Parte infatti, la raccolta fondi di Legacoop per sostenere i 22 centri anti-violenza accreditati in Toscana che, attraverso sportelli di ascolto, servizi, case rifugio e di seconda accoglienza, ogni giorno mettono al sicuro e aiutano le donne e i loro bambini a uscire dalla spirale della violenza.


Inoltre, nei 27 Coop.fi con forneria interna, si aggiunge anche il 5% del ricavato dalla vendita del pane cento per cento da farina toscana, coltivata senza l’uso di glifosato.
Tutti i prodotti saranno segnalati nei punti vendita, con appositi allestimenti.

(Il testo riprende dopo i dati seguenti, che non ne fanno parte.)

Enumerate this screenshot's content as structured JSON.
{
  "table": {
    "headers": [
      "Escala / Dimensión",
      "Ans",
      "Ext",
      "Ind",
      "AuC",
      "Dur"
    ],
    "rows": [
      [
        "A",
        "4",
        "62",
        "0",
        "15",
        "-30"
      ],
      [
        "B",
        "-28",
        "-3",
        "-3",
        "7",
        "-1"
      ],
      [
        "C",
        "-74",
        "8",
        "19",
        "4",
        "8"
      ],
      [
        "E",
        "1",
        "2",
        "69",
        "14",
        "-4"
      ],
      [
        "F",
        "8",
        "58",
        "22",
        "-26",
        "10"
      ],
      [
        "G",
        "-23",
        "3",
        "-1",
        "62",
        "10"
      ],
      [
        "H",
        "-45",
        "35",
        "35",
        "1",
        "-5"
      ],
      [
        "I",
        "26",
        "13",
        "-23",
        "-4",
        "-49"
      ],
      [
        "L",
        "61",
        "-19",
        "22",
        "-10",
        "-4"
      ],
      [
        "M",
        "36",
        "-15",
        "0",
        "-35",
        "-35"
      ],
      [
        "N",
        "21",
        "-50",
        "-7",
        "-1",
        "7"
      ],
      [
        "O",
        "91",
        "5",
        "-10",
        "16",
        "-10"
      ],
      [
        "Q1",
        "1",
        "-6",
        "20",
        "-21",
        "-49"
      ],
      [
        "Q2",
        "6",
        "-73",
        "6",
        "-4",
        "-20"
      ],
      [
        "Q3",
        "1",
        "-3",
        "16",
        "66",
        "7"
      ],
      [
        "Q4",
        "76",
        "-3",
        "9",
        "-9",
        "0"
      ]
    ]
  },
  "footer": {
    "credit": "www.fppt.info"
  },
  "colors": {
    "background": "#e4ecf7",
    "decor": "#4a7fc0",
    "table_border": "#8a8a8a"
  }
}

Ma oltre al sostegno economico ai centri antiviolenza, le Cooperative si impegnano per sensibilizzare tutti i cittadini rispetto al tema della violenza di genere e per diffondere le modalità per chiedere aiuto per le vittime. Visto che i supermercati sono luoghi della quotidianità, frequentati da tutti, possono anche aprire una porta sulla libertà per tante, troppe, donne che vivono in situazioni di violenza e di abusi. Questo il principio alla base delle iniziative di sensibilizzazione delle Cooperative.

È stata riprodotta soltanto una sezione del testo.